[RPG] Does this errata allow vision out of an area of Darkness


I thought this was a moot point, settled and done, but a recent errata opens up the question for me again.

Vision and Light (p. 183). A heavily
obscured area doesn’t blind you, but you
are effectively blinded when you try to see
something obscured by it.

This corrects the following rule:

A heavily obscured area–such as darkness, opaque fog, or dense foliage–blocks vision entirely. A creature effectively suffers from the blinded condition (see appendix PH-A) when trying to see something in that area.

Now, this errata implies to me that being within a heavily obscured area does not prevent one from seeing OUT of the area, merely from seeing INTO the area. For instance, a rogue in an area of deep shadow would be heavily obscured to the guard standing by the streetlamp, but the rogue could easily see the guard. (Substitute thick foliage and elf for a less light based situation.)
On the other hand, the rogue would be effectively blinded to anything else in the same area of darkness.

So, what in the Darkness spell specifically prevents one from seeing OUT? The only indication I can see is that "A creature with darkvision can't see THROUGH" it and that doesn't really convince me.
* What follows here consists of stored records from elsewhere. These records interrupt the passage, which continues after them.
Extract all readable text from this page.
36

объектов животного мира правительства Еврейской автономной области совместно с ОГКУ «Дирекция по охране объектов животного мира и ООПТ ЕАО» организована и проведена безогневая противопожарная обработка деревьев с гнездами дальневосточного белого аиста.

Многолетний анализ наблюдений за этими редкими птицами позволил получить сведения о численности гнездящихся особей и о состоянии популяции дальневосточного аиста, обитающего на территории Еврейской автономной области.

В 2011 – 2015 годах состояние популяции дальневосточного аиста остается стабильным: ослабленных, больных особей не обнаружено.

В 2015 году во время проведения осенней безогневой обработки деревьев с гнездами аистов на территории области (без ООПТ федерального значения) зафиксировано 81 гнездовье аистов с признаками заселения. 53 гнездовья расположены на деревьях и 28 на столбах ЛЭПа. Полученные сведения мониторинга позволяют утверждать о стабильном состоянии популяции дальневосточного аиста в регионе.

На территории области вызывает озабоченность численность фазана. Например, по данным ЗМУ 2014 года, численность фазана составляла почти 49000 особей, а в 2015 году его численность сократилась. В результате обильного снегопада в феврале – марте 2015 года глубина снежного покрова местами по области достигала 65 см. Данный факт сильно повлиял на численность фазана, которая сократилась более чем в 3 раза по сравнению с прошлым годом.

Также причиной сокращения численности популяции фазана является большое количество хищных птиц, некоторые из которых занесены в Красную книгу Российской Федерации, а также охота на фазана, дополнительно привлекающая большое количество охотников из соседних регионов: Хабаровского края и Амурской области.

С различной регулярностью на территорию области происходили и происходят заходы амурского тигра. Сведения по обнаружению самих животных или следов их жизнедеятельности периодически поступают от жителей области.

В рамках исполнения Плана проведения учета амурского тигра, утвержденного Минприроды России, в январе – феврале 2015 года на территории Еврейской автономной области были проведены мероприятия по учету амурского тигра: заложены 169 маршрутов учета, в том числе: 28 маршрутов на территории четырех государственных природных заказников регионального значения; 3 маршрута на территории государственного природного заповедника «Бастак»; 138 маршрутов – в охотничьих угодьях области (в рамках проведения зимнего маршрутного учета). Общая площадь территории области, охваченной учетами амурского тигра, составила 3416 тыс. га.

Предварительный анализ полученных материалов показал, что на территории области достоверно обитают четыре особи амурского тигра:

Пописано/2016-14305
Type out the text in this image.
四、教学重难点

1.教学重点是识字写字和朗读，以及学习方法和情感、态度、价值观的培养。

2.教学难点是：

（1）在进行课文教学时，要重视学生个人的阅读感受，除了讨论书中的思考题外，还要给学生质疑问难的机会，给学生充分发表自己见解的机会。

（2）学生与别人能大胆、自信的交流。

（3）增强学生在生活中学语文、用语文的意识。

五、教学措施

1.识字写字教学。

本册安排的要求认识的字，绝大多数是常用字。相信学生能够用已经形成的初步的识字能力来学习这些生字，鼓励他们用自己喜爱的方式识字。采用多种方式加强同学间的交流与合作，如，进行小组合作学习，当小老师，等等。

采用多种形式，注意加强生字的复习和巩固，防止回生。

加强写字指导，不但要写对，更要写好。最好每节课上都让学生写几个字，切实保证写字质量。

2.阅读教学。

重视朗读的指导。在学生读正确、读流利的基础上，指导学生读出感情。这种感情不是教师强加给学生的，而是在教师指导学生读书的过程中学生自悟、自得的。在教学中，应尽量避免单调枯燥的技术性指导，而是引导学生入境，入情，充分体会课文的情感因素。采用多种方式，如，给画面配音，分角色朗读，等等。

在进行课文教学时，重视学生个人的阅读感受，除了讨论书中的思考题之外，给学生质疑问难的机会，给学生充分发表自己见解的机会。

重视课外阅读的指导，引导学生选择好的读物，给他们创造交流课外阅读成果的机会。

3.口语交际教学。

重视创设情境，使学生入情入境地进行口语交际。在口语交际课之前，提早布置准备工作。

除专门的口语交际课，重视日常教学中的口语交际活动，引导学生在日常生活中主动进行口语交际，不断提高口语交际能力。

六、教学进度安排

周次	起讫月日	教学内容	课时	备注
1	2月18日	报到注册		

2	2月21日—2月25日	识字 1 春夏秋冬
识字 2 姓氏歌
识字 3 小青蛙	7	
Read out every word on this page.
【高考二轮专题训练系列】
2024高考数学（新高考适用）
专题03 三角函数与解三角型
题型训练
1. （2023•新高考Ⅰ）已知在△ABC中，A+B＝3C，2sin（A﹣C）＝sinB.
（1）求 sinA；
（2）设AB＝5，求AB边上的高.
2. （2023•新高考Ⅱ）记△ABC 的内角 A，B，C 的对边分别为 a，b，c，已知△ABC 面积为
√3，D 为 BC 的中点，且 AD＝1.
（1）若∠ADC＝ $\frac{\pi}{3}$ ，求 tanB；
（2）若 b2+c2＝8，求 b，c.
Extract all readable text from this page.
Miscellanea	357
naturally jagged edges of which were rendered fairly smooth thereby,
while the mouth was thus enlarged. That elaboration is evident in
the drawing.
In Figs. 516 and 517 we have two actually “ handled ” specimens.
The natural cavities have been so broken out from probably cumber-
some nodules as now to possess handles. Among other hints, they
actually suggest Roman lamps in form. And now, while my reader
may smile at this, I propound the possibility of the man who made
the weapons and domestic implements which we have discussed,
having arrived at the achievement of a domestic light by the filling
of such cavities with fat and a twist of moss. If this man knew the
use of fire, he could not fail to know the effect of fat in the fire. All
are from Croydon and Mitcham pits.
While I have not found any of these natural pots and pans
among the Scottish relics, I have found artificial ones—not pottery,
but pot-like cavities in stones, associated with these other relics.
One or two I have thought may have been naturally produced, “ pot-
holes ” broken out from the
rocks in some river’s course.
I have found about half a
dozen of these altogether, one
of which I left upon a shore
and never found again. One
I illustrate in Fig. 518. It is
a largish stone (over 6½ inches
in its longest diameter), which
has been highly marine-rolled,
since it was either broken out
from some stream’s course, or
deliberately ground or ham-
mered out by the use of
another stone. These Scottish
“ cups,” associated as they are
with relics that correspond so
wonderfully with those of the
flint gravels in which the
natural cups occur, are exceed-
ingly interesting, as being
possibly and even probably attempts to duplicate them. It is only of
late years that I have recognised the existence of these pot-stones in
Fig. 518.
Can Darkness be interpreted as simply a mobile, impenetrable shadow?

Best Answer

Caveat: I don't think this is incredibly clear from the wording of the spell, so my answer will be subject to some semantic parsing.

No, that errata does not impact the effect of the Darkness spell.

The fact that "darkness" as opposed to "the effects of the Darkness spell" is listed as an example of a heavily-obscured area and that the spell description doesn't describe it as creating "a heavily obscured area" means that errata is kind of a red herring in this case.

The spell description says that a creature with darkvision can't see through it (which requires the logical leap that creatures without darkvision also can't see through it :) ), which means someone in the area of effect can't see out, since that would require seeing through some portion of the darkness.

A more grody scientific explanation would say that since "nonmagical light can't illuminate it," you can't see something unless light bounces off that thing and hits your eyes, and light that does do that would potentially be illuminating something in the darkness, so...no on that front as well (though if your game gets to the point of debating the nature of light itself, you might want to call it a day already).